Abstract
This signal proposal aims to gauge community and validator consensus on migrating the Terra Core repository from its current custom-forked Cosmos SDK (phoenix-directive/cosmos-sdk) back to the official upstream Cosmos SDK repository. The transition will be achieved by isolating Terra-specific functionalities into dedicated custom wrapper modules (e.g., customstaking), strictly adhering to Cosmos SDK best practices without modifying core SDK files.
Motivation & Problem Statement
Following the events that led to the creation of Terra, maintaining a forked version of the Cosmos SDK was a temporary necessity. However, as the network matures under the Phoenix Directive, this fork has become a severe bottleneck:
Massive Technical Debt: The core development team is currently burdened with the immense task of cherry-picking, porting, and testing upstream SDK updates (including critical security patches and IBC upgrades) into a custom fork.
Single Point of Failure/Bottleneck: With highly limited core developer resources, the overhead of maintaining a custom SDK fork diverts valuable time away from building new features and improving chain performance.
Composability & Interoperability Risks: Falling behind upstream Cosmos SDK versions creates friction with the broader Interchain ecosystem, potentially delaying IBC feature adoption or interchain security implementations.

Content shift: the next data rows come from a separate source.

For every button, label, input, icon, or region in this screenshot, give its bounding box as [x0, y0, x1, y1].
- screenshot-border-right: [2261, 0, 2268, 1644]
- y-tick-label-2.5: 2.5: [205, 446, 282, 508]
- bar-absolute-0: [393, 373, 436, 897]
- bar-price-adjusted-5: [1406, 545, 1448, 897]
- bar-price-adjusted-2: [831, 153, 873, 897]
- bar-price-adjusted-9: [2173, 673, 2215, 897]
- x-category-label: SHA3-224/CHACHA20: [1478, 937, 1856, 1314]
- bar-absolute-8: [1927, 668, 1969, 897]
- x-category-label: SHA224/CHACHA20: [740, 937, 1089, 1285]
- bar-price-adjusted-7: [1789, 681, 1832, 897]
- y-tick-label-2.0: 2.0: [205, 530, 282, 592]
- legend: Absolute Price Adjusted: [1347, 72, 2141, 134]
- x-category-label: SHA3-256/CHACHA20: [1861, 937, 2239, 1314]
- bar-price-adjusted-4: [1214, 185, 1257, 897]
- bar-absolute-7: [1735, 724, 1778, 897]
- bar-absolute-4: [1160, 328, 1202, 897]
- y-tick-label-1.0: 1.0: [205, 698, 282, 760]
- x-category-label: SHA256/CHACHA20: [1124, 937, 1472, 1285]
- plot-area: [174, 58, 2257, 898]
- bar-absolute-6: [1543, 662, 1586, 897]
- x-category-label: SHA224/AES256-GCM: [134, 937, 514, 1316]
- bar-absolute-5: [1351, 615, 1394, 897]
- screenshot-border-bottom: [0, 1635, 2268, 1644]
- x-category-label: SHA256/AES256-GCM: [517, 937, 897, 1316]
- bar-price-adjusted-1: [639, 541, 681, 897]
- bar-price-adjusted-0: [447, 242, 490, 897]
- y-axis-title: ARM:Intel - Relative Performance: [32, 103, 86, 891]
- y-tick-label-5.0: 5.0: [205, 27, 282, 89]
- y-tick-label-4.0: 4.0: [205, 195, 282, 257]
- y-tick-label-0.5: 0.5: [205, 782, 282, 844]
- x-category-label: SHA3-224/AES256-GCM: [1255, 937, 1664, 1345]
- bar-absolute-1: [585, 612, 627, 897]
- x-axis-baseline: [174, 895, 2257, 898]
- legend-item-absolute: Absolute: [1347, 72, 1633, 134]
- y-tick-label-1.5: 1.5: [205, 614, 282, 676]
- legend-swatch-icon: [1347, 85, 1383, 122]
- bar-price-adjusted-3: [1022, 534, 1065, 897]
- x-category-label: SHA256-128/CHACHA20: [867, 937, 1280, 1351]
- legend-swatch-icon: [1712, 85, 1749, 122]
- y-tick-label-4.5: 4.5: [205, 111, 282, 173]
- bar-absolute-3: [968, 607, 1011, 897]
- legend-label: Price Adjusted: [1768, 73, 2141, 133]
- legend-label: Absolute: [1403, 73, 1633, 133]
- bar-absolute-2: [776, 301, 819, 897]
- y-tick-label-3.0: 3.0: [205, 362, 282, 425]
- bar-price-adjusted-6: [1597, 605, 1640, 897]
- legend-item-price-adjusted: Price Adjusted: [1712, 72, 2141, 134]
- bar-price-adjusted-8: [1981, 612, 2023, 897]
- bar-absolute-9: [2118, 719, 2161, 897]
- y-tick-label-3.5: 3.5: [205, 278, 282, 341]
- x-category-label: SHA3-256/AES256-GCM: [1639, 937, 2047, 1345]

Proposed Architecture & Execution Plan
Instead of maintaining a massive fork, the proposed technical solution is entirely modular:
Dependency Alignment: Remove the replace directive in go.mod targeting the custom fork and point directly to the upstream Cosmos SDK.
Module Wrapping (The “Wrapper” Strategy): Any custom logic currently embedded in the forked SDK (e.g., custom staking mechanics, or modified AnteHandlers) will be extracted into a new custom/ directory within the phoenix-directive/core repository.
Keeper Overrides: Using standard Go embedding and Cosmos SDK keeper injection, we will wrap standard keepers (e.g., staking.Keeper) within our custom keepers. This allows us to override specific methods containing Terra’s unique state-machine logic while inheriting the rest directly from the upstream module.
No Consensus Breakage: The primary goal of the initial migration phase is strict state-machine compatibility. The AppHash must remain identical before and after the upstream transition.
Timeline & Phasing
If this signal proposal passes, the following steps will be initiated:
Phase 1: Comprehensive git diff analysis between the current fork and upstream to identify all custom state transitions.
Phase 2: Development of the wrapper modules and local testnet validation.
Phase 3: Deployment to the testnet for extensive validator testing.
Phase 4: A subsequent, formal Software Upgrade Proposal for the phoenix-1 Mainnet.
Voting Options
YES: You agree that the core development strategy should prioritize migrating to the upstream Cosmos SDK using the wrapper module architecture to reduce technical debt.
NO: You disagree with this approach and believe Terra should continue maintaining its own Cosmos SDK fork.
NO WITH VETO: You strongly oppose this migration, considering it a severe risk to the network, and wish to penalize the proposer.
ABSTAIN: You decline to give a strong opinion on this technical matter but wish to contribute to the quorum.